Dalam penelusurannya Alfian mendapat informasi bahwa serbung pertama kali diciptakan oleh seorang tokoh yang merupakan leluhur dari kampung Jatimulyo Kecamatan Kunir Lumajang bernama Mbah Eroh. Mbah Eroh kemudian diketahui berasal dari Polotan, Probolinggo.

Usaha pencarian kemudian dilanjutkan Alfian dengan mencari para cucu mbah Eroh yang saat ini usianya 70-an tahun. Dari sana dia mencari pemain serbung yang saat itu satu panjak atau satu grup terdiri dari sembilan orang.

“Kebetulan saat itu pemainnya adalah satu keluarga,” kata Afian.

Setelah melalui proses yang tidak mudah, akhirnya Serbung bisa direkonstruksi menjadi alat musik yang benar-benar bisa dimainkan kembali. Pelan tapi pasti musik Serbung mulai mendapat tempat di masyarakat. Berbagai hajatan kini kembali banyak mengundang tim Serbung Alfian mulai dari Lumajang hingga Probolinggo.

Lalu apa sebenarnya musik Serbung itu? Serbung adalah alat musik tiup yang terbuat dari bambu yang pernah popular di era tahun 1920-an. Serbung dari kata serepoh dan bumbung, jadilah istilah serbung. Serepoh artinya tiup, bumbung artinya bambu.
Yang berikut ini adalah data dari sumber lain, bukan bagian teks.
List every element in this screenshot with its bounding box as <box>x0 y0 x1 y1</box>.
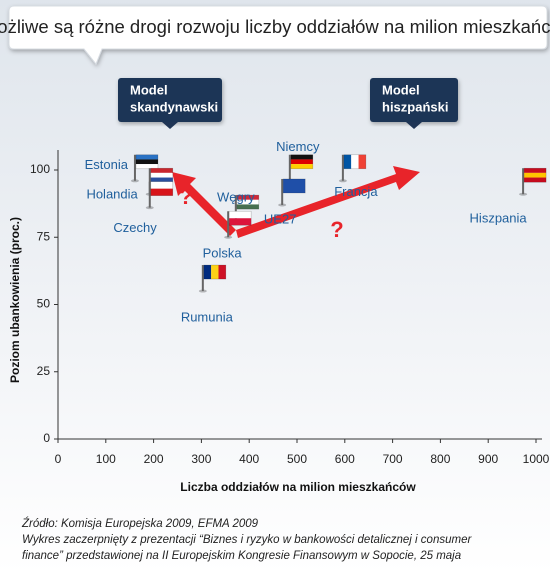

“Bentuk alat musik Serbung ini seperti bambu tempat air, dan ujungnya lancip seperti bambu runcing yang ditiup, akhirnya jadilah serbung yang punya filosofi perjuangan hidup, air sebagai sumber hidup, dan bambu runcing saat itu sebagai alat perjuangan,” kata Alfian menceritakan bntuk musik Serbung.

Usaha yang dilakukan Alfian untuk menelusuri musik Serbung karena didorong oleh nilai budaya dan filosofi alat alau musik ini yang sangat tinggi.

Kini Serbung bahkan resmi terdaftar di Dinas Pariwisata Lumajang dan sudah memiliki Nomor Induk Organisasi Kesenian (NIOK) pada tahun 2019.

Koordinator Desa Heppiii Community Lumajang Miftachul Arif mengatakan pihaknya mengapresiasi penuh saat Alfian menelusuri musik tradisional yang merupakan bagian dari kearifan lokal di Lumajang ini.

”Kami bantu pengadaan alat termasuk mengembangkan sanggar musik dari bambu ini. Bahkan sudah ada mahasiswa KKN yang ingin tahu soal Serbung,” ungkapnya.